One of her mentors was William Wren McNabb, an instructor in German who was a leading advocate for study abroad programming at the University for more than 30 years and passed away in 2018. Wagner spent a semester studying abroad in Vienna, Austria, with Professor McNabb and a group of 20 other students.  

“It was one of the highlights of my life!” Wagner said. “We learned about the history, music, art and architecture of Vienna and took the train out every weekend to explore the country, studying and practicing German the whole time. As an 18-year-old, seeing and learning about the centuries-old history of that area put my life and my country into a bigger perspective which has stayed with me ever since.” 

When she was finishing her time at UD, her advisor encouraged her to pursue a master's degree, and she attended Catholic University in Washington, D.C., earning a master’s degree in international politics. Upon graduation, she committed to three years of volunteer work with Covenant House, working with disadvantaged youth in New York City and Panama. 

Even though Wagner felt she strengthened her relationship with God throughout her time at UD and Catholic University, she wasn’t ready to devote her life to Him until she pursued other opportunities abroad. 

“It was in Panama that I discerned the call to the consecrated life. Coming to know God's personal love for me changed my life, and I wanted above all to share this with others,” Wagner said. “There I met an American woman who told me about the Disciples of the Lord Jesus Christ (DLJC), a contemplative and active community in the Franciscan tradition. I was drawn to the twofold focus on prayer and community life and going out to share God’s love and presence with others.” 

Since taking her vows, Wagner has been on youth and adult retreats and parish missions all over the western hemisphere. Celebrating the 30th anniversary of her vows in 2020, she began her term as local superior at The Ark & The Dove Retreat Center in Pittsburgh, PA. 

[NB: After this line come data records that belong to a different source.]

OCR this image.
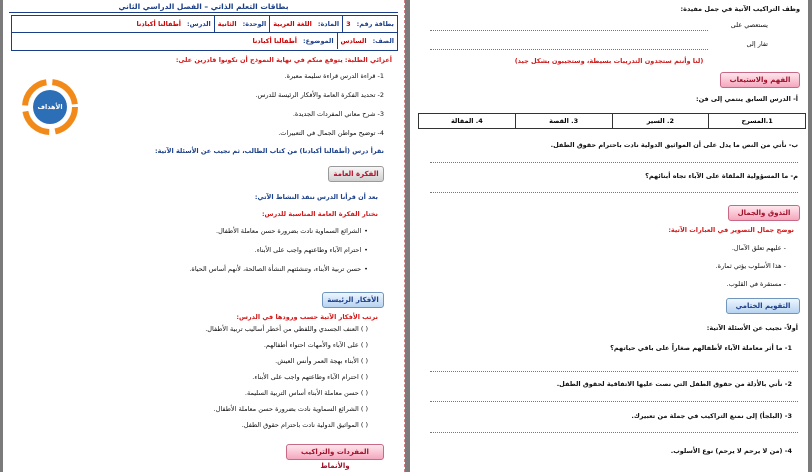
بطاقات التعلم الذاتي – الفصل الدراسي الثاني
بطاقة رقم:
3
المادة:
اللغة العربية
الوحدة:
الثانية
الدرس:
أطفالنا أكبادنا
الصف:
السادس
الموضوع:
أطفالنا أكبادنا
أعزائي الطلبة: يتوقع منكم في نهاية النموذج أن تكونوا قادرين على:
الأهداف
1- قراءة الدرس قراءة سليمة معبرة.
2- تحديد الفكرة العامة والأفكار الرئيسة للدرس.
3- شرح معاني المفردات الجديدة.
4- توضيح مواطن الجمال في التعبيرات.
نقرأ درس (أطفالنا أكبادنا) من كتاب الطالب، ثم نجيب عن الأسئلة الآتية:
الفكرة العامة
بعد أن قرأنا الدرس ننفذ النشاط الآتي:
نختار الفكرة العامة المناسبة للدرس:
• الشرائع السماوية نادت بضرورة حسن معاملة الأطفال.
• احترام الآباء وطاعتهم واجب على الأبناء.
• حسن تربية الأبناء، وتنشئتهم النشأة الصالحة، لأنهم أساس الحياة.
الأفكار الرئيسة
نرتب الأفكار الآتية حسب ورودها في الدرس:
( ) العنف الجسدي واللفظي من أخطر أساليب تربية الأطفال.
( ) على الآباء والأمهات احتواء أطفالهم.
( ) الأبناء بهجة العمر وأنس العيش.
( ) احترام الآباء وطاعتهم واجب على الأبناء.
( ) حسن معاملة الأبناء أساس التربية السليمة.
( ) الشرائع السماوية نادت بضرورة حسن معاملة الأطفال.
( ) المواثيق الدولية نادت باحترام حقوق الطفل.
المفردات والتراكيب والأنماط
وظف التراكيب الآتية في جمل مفيدة:
يستعصي على
تفار إلى
(لنا وأنتم ستجدون التدريبات بسيطة، وستجيبون بشكل جيد)
الفهم والاستيعاب
أ- الدرس السابق ينتمي إلى فن:
1.المسرح
2. السير
3. القصة
4. المقالة
ب- نأتي من النص ما يدل على أن المواثيق الدولية نادت باحترام حقوق الطفل.
م- ما المسؤولية الملقاة على الآباء تجاه أبنائهم؟
التذوق والجمال
نوضح جمال التصوير في العبارات الآتية:
- عليهم تعلق الآمال.
- هذا الأسلوب يؤتي ثمارة.
- مستقرة في القلوب.
التقويم الختامي
أولاً- نجيب عن الأسئلة الآتية:
1- ما أثر معاملة الآباء لأطفالهم صغاراً على باقي حياتهم؟
2- نأتي بالأدلة من حقوق الطفل التي نصت عليها الاتفاقية لحقوق الطفل.
3- (البلجأ) إلى نمنع التراكيب في جملة من تعبيرك.
4- (من لا يرحم لا يرحم) نوع الأسلوب.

Although her community consists of only 40 sisters, there is diverse representation from all corners of the globe, including Mexico, Canada, India, the Philippines, Vietnam, South Korea and Tanzania. 

“My time at UD, international study and travel certainly prepared me for living in an international community, enjoying the richness of different cultures as well as the challenges of communication,” Wagner shared. 

Reflecting on her 30 years of service, she finds fulfillment in being an instrument of change for others around the world.  

“My greatest joy is watching people open up to God's love and healing and seeing them come alive with new hope, peace, and joy as they discover that God is real, trustworthy, and on their side,” Wagner said. “I see their lives change as mine did.”